Sie haben für das olympische Turnier 19 Spieler nominiert, mit denen Sie im vergangenen Jahr WM-Vierter wurden. Was waren Ihre Überlegungen dabei?

Mir hat gefallen, wie die Jungs unsere Spielweise verinnerlicht haben, was sie uns identitäts- und stimmungsmäßig bringen. Bei den Spielern herrscht eine gewisse Bodenständigkeit.

Sie haben zudem zehn Silbermedaillengewinner von 2018 dabei.
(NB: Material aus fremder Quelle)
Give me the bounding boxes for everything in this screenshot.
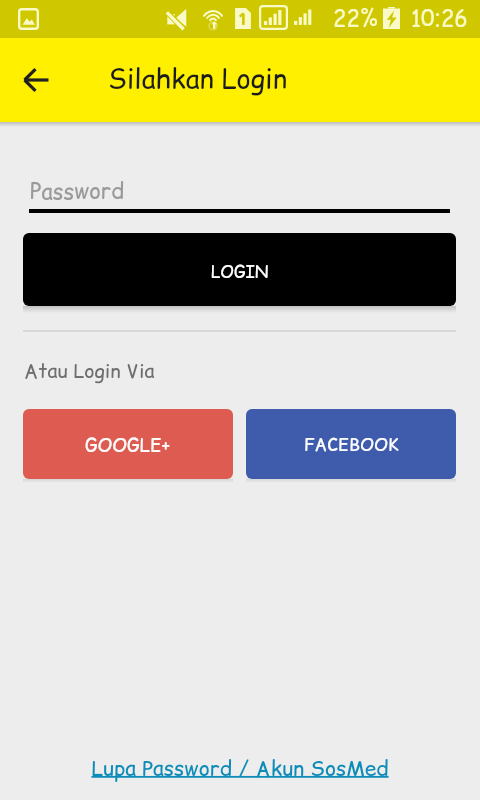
staticText: GOOGLE+ bbox=[85, 432, 171, 458]
button[interactable]: FACEBOOK bbox=[246, 409, 456, 479]
staticText: LOGIN bbox=[211, 260, 269, 284]
button[interactable]: Password bbox=[23, 166, 456, 213]
staticText: Password bbox=[30, 176, 125, 207]
button[interactable]: Lupa Password / Akun SosMed bbox=[91, 754, 389, 783]
button[interactable]: GOOGLE+ bbox=[23, 409, 233, 479]
staticText: Atau Login Via bbox=[24, 357, 155, 384]
button[interactable]: LOGIN bbox=[23, 233, 456, 306]
button[interactable]: Back bbox=[8, 52, 64, 108]
staticText: Lupa Password / Akun SosMed bbox=[91, 754, 389, 783]
staticText: Silahkan Login bbox=[108, 60, 287, 98]
staticText: 22% bbox=[333, 3, 378, 34]
staticText: 10:26 bbox=[411, 3, 468, 34]
staticText: FACEBOOK bbox=[304, 433, 399, 457]
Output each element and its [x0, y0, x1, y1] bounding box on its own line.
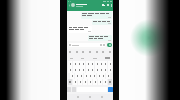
button[interactable]: [99, 67, 103, 73]
button[interactable]: [77, 61, 81, 67]
button[interactable]: [73, 67, 77, 73]
button[interactable]: Video call: [101, 3, 105, 7]
button[interactable]: [70, 73, 74, 79]
button[interactable]: [88, 79, 92, 85]
button[interactable]: [90, 67, 94, 73]
button[interactable]: [108, 61, 112, 67]
button[interactable]: [86, 67, 90, 73]
button[interactable]: [95, 61, 99, 67]
button[interactable]: [73, 79, 77, 85]
button[interactable]: [83, 79, 87, 85]
button[interactable]: Shift: [68, 79, 72, 85]
button[interactable]: Voice message: [107, 43, 112, 47]
button[interactable]: [75, 73, 79, 79]
button[interactable]: Enter: [108, 87, 113, 92]
button[interactable]: [97, 73, 101, 79]
button[interactable]: [98, 79, 102, 85]
button[interactable]: More options: [110, 4, 112, 7]
button[interactable]: [89, 36, 111, 41]
button[interactable]: [101, 73, 105, 79]
button[interactable]: [84, 73, 88, 79]
button[interactable]: [103, 61, 107, 67]
button[interactable]: Backspace: [108, 79, 112, 85]
button[interactable]: [79, 73, 83, 79]
button[interactable]: [93, 21, 111, 24]
button[interactable]: [78, 79, 82, 85]
button[interactable]: [68, 61, 72, 67]
button[interactable]: [95, 67, 99, 73]
button[interactable]: [81, 61, 85, 67]
button[interactable]: [81, 67, 85, 73]
button[interactable]: Call: [106, 3, 110, 7]
button[interactable]: [92, 73, 96, 79]
button[interactable]: [69, 43, 105, 47]
button[interactable]: Back: [68, 2, 112, 8]
button[interactable]: [103, 79, 107, 85]
button[interactable]: [68, 67, 72, 73]
button[interactable]: [90, 61, 94, 67]
button[interactable]: [82, 13, 111, 18]
button[interactable]: Back: [68, 4, 71, 7]
button[interactable]: [69, 27, 91, 32]
button[interactable]: [93, 79, 97, 85]
button[interactable]: [73, 61, 77, 67]
button[interactable]: [86, 61, 90, 67]
button[interactable]: [108, 67, 112, 73]
button[interactable]: [103, 67, 107, 73]
button[interactable]: [88, 73, 92, 79]
button[interactable]: [77, 67, 81, 73]
button[interactable]: [99, 61, 103, 67]
button[interactable]: [106, 73, 110, 79]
Sollen sie den olympischen Geist auf den übrigen Kader übertragen?

Ich glaube schon, dass die Olympiaerfahrung wichtig ist. Ich würde nicht mit 25 Neulingen zu einem solchen Turnier reisen. Ein knappes Dutzend unserer Spieler weiß bereits, wie man sich bei diesem großen Sportevent auf das Wesentliche konzentriert.

Sie müssen in Peking ohne die Spieler aus der NHL und damit auch ohne Superstar Leon Draisaitl auskommen. Wie sehr fehlen die Legionäre?

Es war für einen kurzen Moment ärgerlich, aber man hat die Entscheidung kommen sehen. Wenn wir ehrlich sind, war es nicht so, als wäre damit eine Bombe geplatzt. Bei diesem Turnier hätten uns die NHL-Spieler geholfen. Trotzdem wird das Niveau der spielerischen Qualität beeindruckend sein.

Wie schätzen Sie die Vorrundengegner Kanada, China und die USA ein?

Die Chinesen schätze ich in dem Sinne als gefährlich ein, dass man mehr über sie liest, statt zu analysieren. Sie haben aber Spieler, die KHL (russische kontinentale Hockeyliga, d. Red.) spielen. Wenn du KHL spielst, kannst du Eishockey spielen. Kanada hat viele Akteure, die NHL-Qualitäten haben, aus irgendwelchen Gründen spielen sie dort gerade nicht. Aber der Unterschied zwischen guten Spielern aus einer europäischen Topliga und der dritten, vierten Reihe eines NHL-Teams ist nicht so groß, wie man denkt. Die Kanadier werden zu hundert Prozent eine starke Mannschaft haben. Und so schätze ich auch die USA ein.

Bei den vorherigen Turnieren hatten Sie oft den Anspruch, um die Halbfinalteilnahme zu spielen. Wie realistisch ist dies in Peking?


Wir haben bei großen Turnieren seit einigen Jahren gemerkt, dass in einem einzigen Spiel viel passieren kann. Wenn du einen so bekloppten Tag erwischst, an dem alles läuft, dann kann die deutsche Nationalmannschaft viele Nationen schlagen.

Ihr Vertrag als Bundestrainer läuft nach der WM im Mai aus. Wie groß ist die Chance, dass Sie bleiben?

Es ist nicht so, dass man jeden Tag Zeit hat, Vertragsgespräche zu führen, weil ja nebenher auch einiges zu tun ist. Man redet, nimmt sich Zeit und schaut, wohin die Stimmungen gehen. Dann redet man wieder: Treffen sich das Sportliche, das Finanzielle, die Vertragslänge? Langsam nähern wir uns einem Punkt, wo wir uns entscheiden können. Aber jetzt ist nicht der Zeitpunkt dafür.